By Greg Peel

The Dow closed down 140 points or 1.1% while the S&P fell 1.1% to 1305 and the Nasdaq lost 1.1%.

Wall Street was rocked last night when ratings agency Standard & Poor's placed the US on negative credit watch in recognition of the country's mounting debt and stalemate in Congress over what to do about it. From the bell the Dow fell 250 points. US bonds were sold, the US dollar weakened, and risk trades were swiftly removed. By the end of the session, however, a little more thought had gone into the implications.

A weak opening was always going to be a possibility following monetary tightening in China over the weekend via another increase in the required reserve ratio. Citigroup came out with its quarterly result and slightly beat the Street, but it proved not to be a day in which good results were rewarded. Most important, however, were simultaneous events in Europe.

Tiny Finland is not a country which hits the headlines much but its national election held over the weekend has Europe in a lather. Counting showed the peripheral True Finns party, which is anti-euro, could take some 18% of the vote and a balance of power. Given the eurozone bail-out of Portugal requires all seventeen members to comply, and Finland is one of those, the risk is that the Finnish parliament will fail to win approval.

Meanwhile Greece was busy trying to deny rumours that it had approached the EU and IMF to talk about a restructure of its debt. While many in the markets now believe restructuring of peripheral eurodebt is inevitable, the reality still causes grief. Sovereign yields blew out even further, upsetting an auction in Spain and forcing higher yields to be paid for 12 and 18-month Treasury bills.

On European issues, the US dollar had been stronger and US bond yields lower before S&P dropped its bombshell. But the question is: was it really a bombshell?

You would have to have been living in a cave for the last three years not to know the US has a major debt problem, and that recently arguments between the Administration and Congress over how to deal with the problem meant the government came close to shutting down. If it were any other country, markets would have been wondering why S&P hadn't moved to negative watch already. But then again, ratings agencies are renowned for being so far behind the curve they are actually dangerous.

And on that basis, some are suggesting S&P is simply covering its backside in making the rating adjustment, given the company so completely and utterly stuffed up the whole subprime issue. There's also another way of looking at it.

A spokesperson for S&P this morning played down the negative watch and made comparisons to the UK. With debt running at a similar relative level to GDP, S&P had previously placed the UK on negative watch also. The result there was a swift and stringent austerity package passed through parliament which has pulled Britain back from the brink, and led S&P to return the country to stable status.

The thought in America's case is therefore: maybe this is just what the politicians need. The US has been on negative watch before – back in 1996 which was also the last time the government actually did shut down in similar Congressional stalemate circumstances.

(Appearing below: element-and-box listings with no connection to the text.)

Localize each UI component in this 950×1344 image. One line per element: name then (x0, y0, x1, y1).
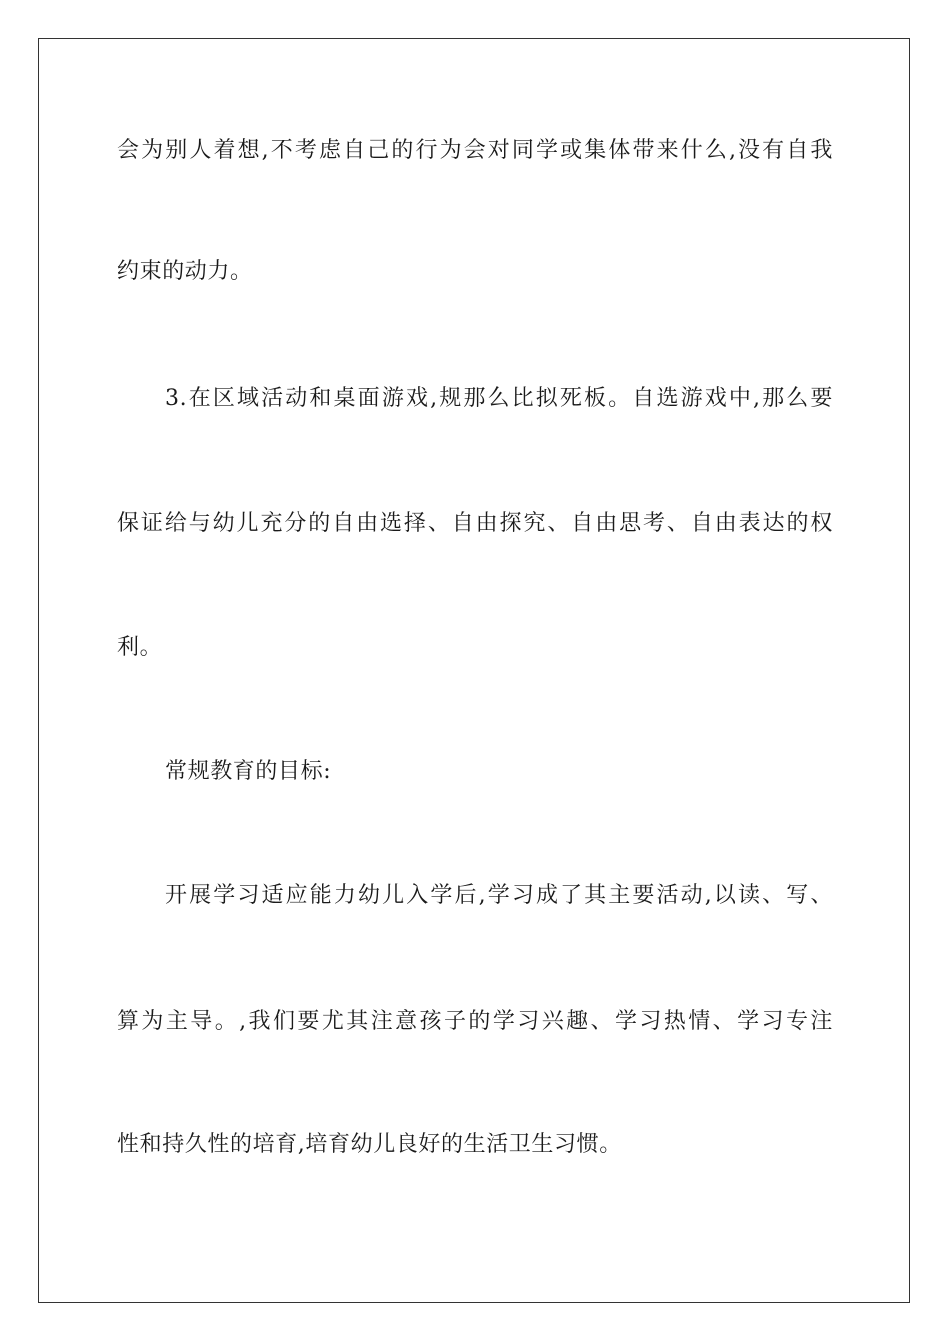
paragraph-line: 约束的动力。 (117, 259, 253, 284)
paragraph-line: 3.在区域活动和桌面游戏,规那么比拟死板。自选游戏中,那么要 (165, 386, 833, 411)
paragraph-line: 开展学习适应能力幼儿入学后,学习成了其主要活动,以读、写、 (165, 883, 833, 908)
paragraph-line: 会为别人着想,不考虑自己的行为会对同学或集体带来什么,没有自我 (117, 138, 833, 163)
paragraph-line: 保证给与幼儿充分的自由选择、自由探究、自由思考、自由表达的权 (117, 511, 833, 536)
page-border (38, 38, 910, 1303)
paragraph-line: 算为主导。,我们要尤其注意孩子的学习兴趣、学习热情、学习专注 (117, 1009, 833, 1034)
paragraph-line: 利。 (117, 635, 163, 660)
paragraph-line: 性和持久性的培育,培育幼儿良好的生活卫生习惯。 (117, 1132, 622, 1157)
section-heading: 常规教育的目标: (165, 759, 332, 784)
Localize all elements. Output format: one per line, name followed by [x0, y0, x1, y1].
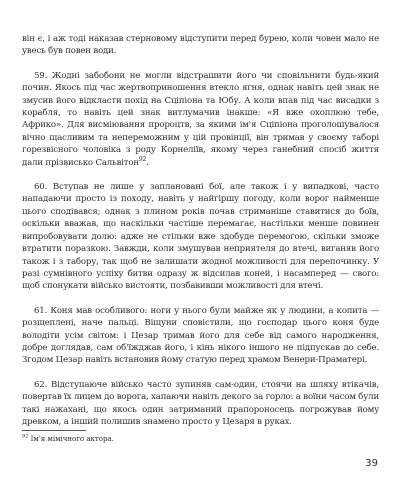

There is now a fresh impetus to resolve disagreements and arrive at a package of sufficient cuts to appease the ratings agencies. In other words, the government has just been given a swift kick up the Khyber.

And so it was that the stock market turned, slowly, over the course of the day. The Dow recovered more than 100 points. The contrast between America's hardly surprising negative watch and Europe's worsening problems was soon reflected in a turnaround for the US dollar, and indeed a strong rally. The US dollar index finished up 0.9% to 75.50.

US bonds staged a similar turn around, and the ten-year yield finished down 4 basis points to 3.38%. The bail-out of stocks was accompanied by a similar divestment of commodities, spurred on by the stronger US dollar. Brent oil lost US$1.84 to US$121.81/bbl and West Texas was also down a couple of bucks. All base metals fell 1-2% in London with copper down over 1%. The Aussie dollar slipped half a percent to US$1.0509.

Gold, however, bucked the trend in rising $9.50 to US$1496.20/oz. Silver was also higher. This time it was not an indiscriminate flight to cash, albeit gold trading was very volatile last night. A lower credit rating should imply a weaker US dollar, and thus stronger gold, but the dust is yet to settle.

Perhaps the most telling market last night was that of the VIX volatility index. The VIX did spike from 15 to 19 on the S&P news but drifted back over the session, settling at just under 17. While that's still a 10% jump, a level of 17 is still in complacency territory, not panic territory.

So the conclusion is that while a ratings warning is not something one would normally welcome, there are those on Wall Street who believe it might just prove to be a positive catalyst.

The SPI Overnight lost 48 points or 1.0%.

The RBA will release the minutes of its last meeting today and Newcrest ((NCM)) and Woodside ((WPL)) will provide quarterly reports. Tonight in the US sees reports from Goldman Sachs, Intel (Dow), IBM (Dow), Johnson & Johnson (Dow), Yahoo and coal producer Peabody Energy.